René Doche-Delisle
Saint-Claud 21 septembre 1760 - Lichères 14 octobre 1834.

Fils de Pierre Doche, chirurgien, et de Léonarde Gueri. Avocat au parlement de Paris jusqu'en 1790, où il revient pour épouser à Lichères Marie Delisle, d'où son patronyme composé qui n'a rien à voir avec la ville de Lille où biographes et dictionnaires du XIXe siècle l'ont fait naître. En juillet 1790 il est nommé administrateur du conseil du département en voie de formation, mais un an plus tard il siège comme administrateur dans le deuxième conseil du district de Confolens, ce qui ne peut s'expliquer que par une démission du premier mandat, ou une sortie par tirage au sort. En septembre 1791, juge au tribunal civil de Confolens ; en mars 1792 il est le premier en Charente à être admis, après un examen devant un jury départemental, à exercer la fonction de notaire public à Lichères. En octobre 1797, après le coup d'Etat anti-royaliste de Fructidor, il refuse la place d'administrateur du département. Il exerce la fonction de commissaire du Directoire exécutif près l'administration municipale du canton de Mansle, lorsque le 24 germinal an VI il est élu au Conseil des Cinq Cents. Il y intervient assez souvent, en particulier pour demander plus de fermeté face à l'opposition qui monte dans l'été de 1799. Il est le seul représentant de la Charente à protester contre le coup d'Etat du Dix-Huit Brumaire, ce qui lui vaut d'être arrêté le 23, mais remis en liberté très peu de temps après. Sur sa demande il est nommé directeur des contributions directes de la Charente et il restera à la tête de ce service jusqu'en 1815, en même temps qu'inspecteur pour le cadastre. Inscrit sur la liste des soixante de l'an XIII.

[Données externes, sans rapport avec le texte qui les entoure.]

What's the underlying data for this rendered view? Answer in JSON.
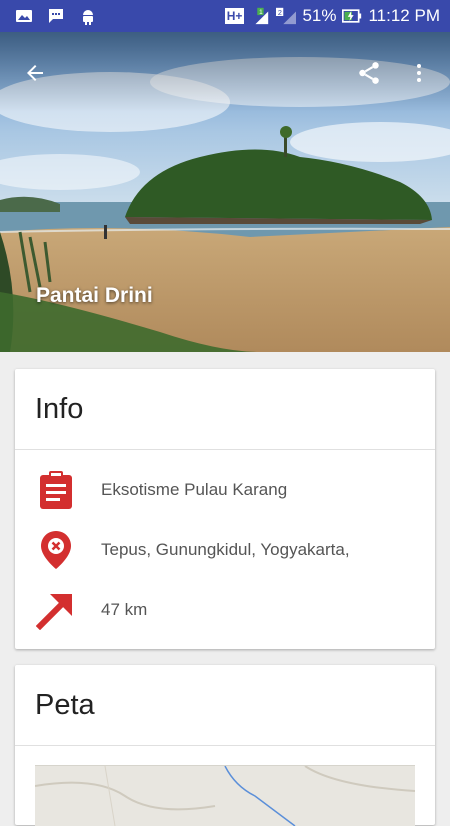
{
  "status_bar": {
    "network": "H+",
    "sim1": "1",
    "sim2": "2",
    "battery_percent": "51%",
    "time": "11:12 PM"
  },
  "hero": {
    "title": "Pantai Drini"
  },
  "info_card": {
    "header": "Info",
    "rows": [
      {
        "icon": "clipboard-icon",
        "text": "Eksotisme Pulau Karang"
      },
      {
        "icon": "location-pin-icon",
        "text": "Tepus, Gunungkidul, Yogyakarta,"
      },
      {
        "icon": "arrow-up-right-icon",
        "text": "47 km"
      }
    ]
  },
  "map_card": {
    "header": "Peta"
  },
  "colors": {
    "status_bar": "#3949ab",
    "accent_red": "#d32f2f",
    "background": "#eeeeee"
  }
}
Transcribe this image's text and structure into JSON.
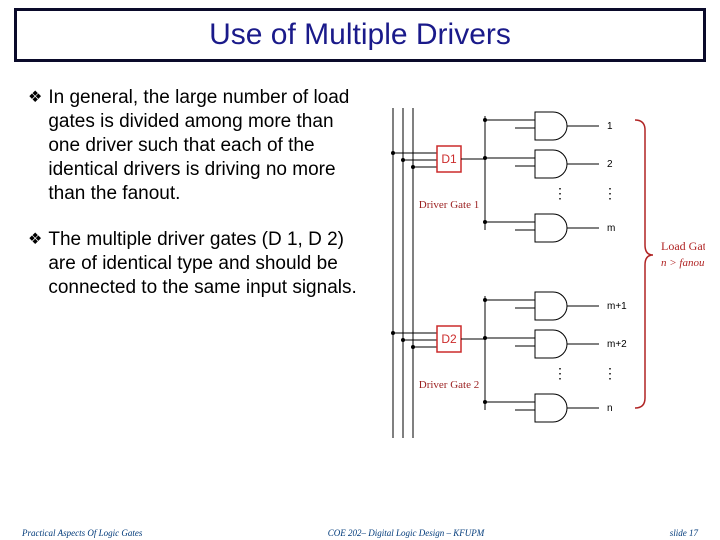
{
  "title": "Use of Multiple Drivers",
  "bullets": [
    "In general, the large number of load gates is divided among more than one driver such that each of the identical drivers is driving no more than the fanout.",
    "The multiple driver gates (D 1, D 2) are of identical type and should be connected to the same input signals."
  ],
  "diagram": {
    "drivers": [
      {
        "name": "D1",
        "label": "Driver Gate 1",
        "load_labels": [
          "1",
          "2",
          "m"
        ]
      },
      {
        "name": "D2",
        "label": "Driver Gate 2",
        "load_labels": [
          "m+1",
          "m+2",
          "n"
        ]
      }
    ],
    "right_caption_top": "Load Gates",
    "right_caption_bottom": "n > fanout",
    "colors": {
      "driver_box": "#cc2b2b",
      "driver_label": "#9a1f1f",
      "caption": "#b02424"
    }
  },
  "footer": {
    "left": "Practical Aspects Of Logic Gates",
    "center": "COE 202– Digital Logic Design – KFUPM",
    "right": "slide 17"
  }
}
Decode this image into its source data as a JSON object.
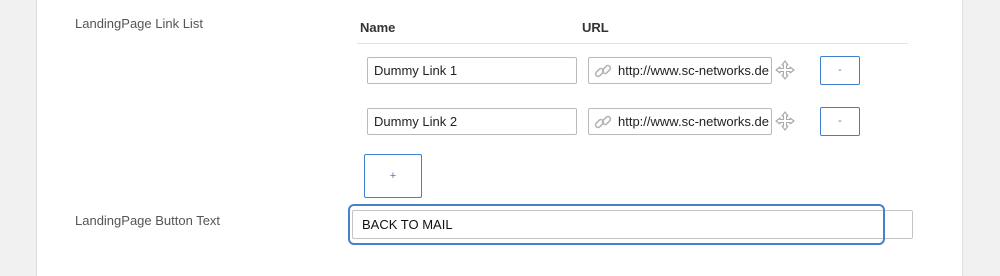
{
  "link_list": {
    "label": "LandingPage Link List",
    "columns": {
      "name": "Name",
      "url": "URL"
    },
    "rows": [
      {
        "name": "Dummy Link 1",
        "url": "http://www.sc-networks.de",
        "remove_label": "-"
      },
      {
        "name": "Dummy Link 2",
        "url": "http://www.sc-networks.de",
        "remove_label": "-"
      }
    ],
    "add_label": "+"
  },
  "button_text": {
    "label": "LandingPage Button Text",
    "value": "BACK TO MAIL"
  },
  "colors": {
    "accent": "#3f7fd1",
    "focus_ring": "#4a7fc9",
    "page_bg": "#f1f1f1"
  },
  "icons": {
    "url_field": "link-icon",
    "row_handle": "move-icon"
  }
}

Son ralliement au Consulat lui fait écrire et publier avec l'appui du préfet une brochure intitulée "La supériorité de la Constitution de l'an VIII sur celle de l'an III". Appréciation du préfet, en 1807, sur ce fonctionnaire : "Attaché à l'ordre des choses, beaucoup de talents". Il perd sa place lors de la deuxième Restauration seulement, sans doute 9 la suite d'un engagement politique dans un éphémère comité de fédérés qui, en juin 1815, se prononçait à Angoulême en faveur de Napoléon. Auparavant, en janvier 1815, le préfet Milon de Mesne écrivait à son sujet : "A eu une opinion révolutionnaire très exagérée dont le souvenir se perd difficilement dans ce département, mais depuis les premiers moments de la Restauration il en est complètement revenu, manifeste les meilleurs principes... fait très bien servir les agents sous ses ordres".

De 1815 à 1830, il ne remplit plus aucune fonction publique. En 1831, il est nommé membre du conseil d'arrondissement de Ruffec et en janvier 1832, à son décès, il est maire de la commune de Lichères. Membre actif de la Société d'Agriculture du département, dont il fut le secrétaire général et l'archiviste. Initié très jeune dans une loge parisienne avant 1789, il joua un rôle important dans la maçonnerie charentaise sous l'Empire.

De son premier mariage, un fils, lieutenant, décédé, célibataire à 23 ans. Veuf, il avait épousé en secondes noces Marie-Françoise Guery, dont il eut cinq enfants. La déclaration de succession en 1835 indique une fortune faite surtout d'acquêts des communautés successives, pour une valeur globale qui approche de 47 500 F. Contributions directes : de l'ordre de 400 F.

Source : Grands notables du Premier Empire, de Jean Jézéquel.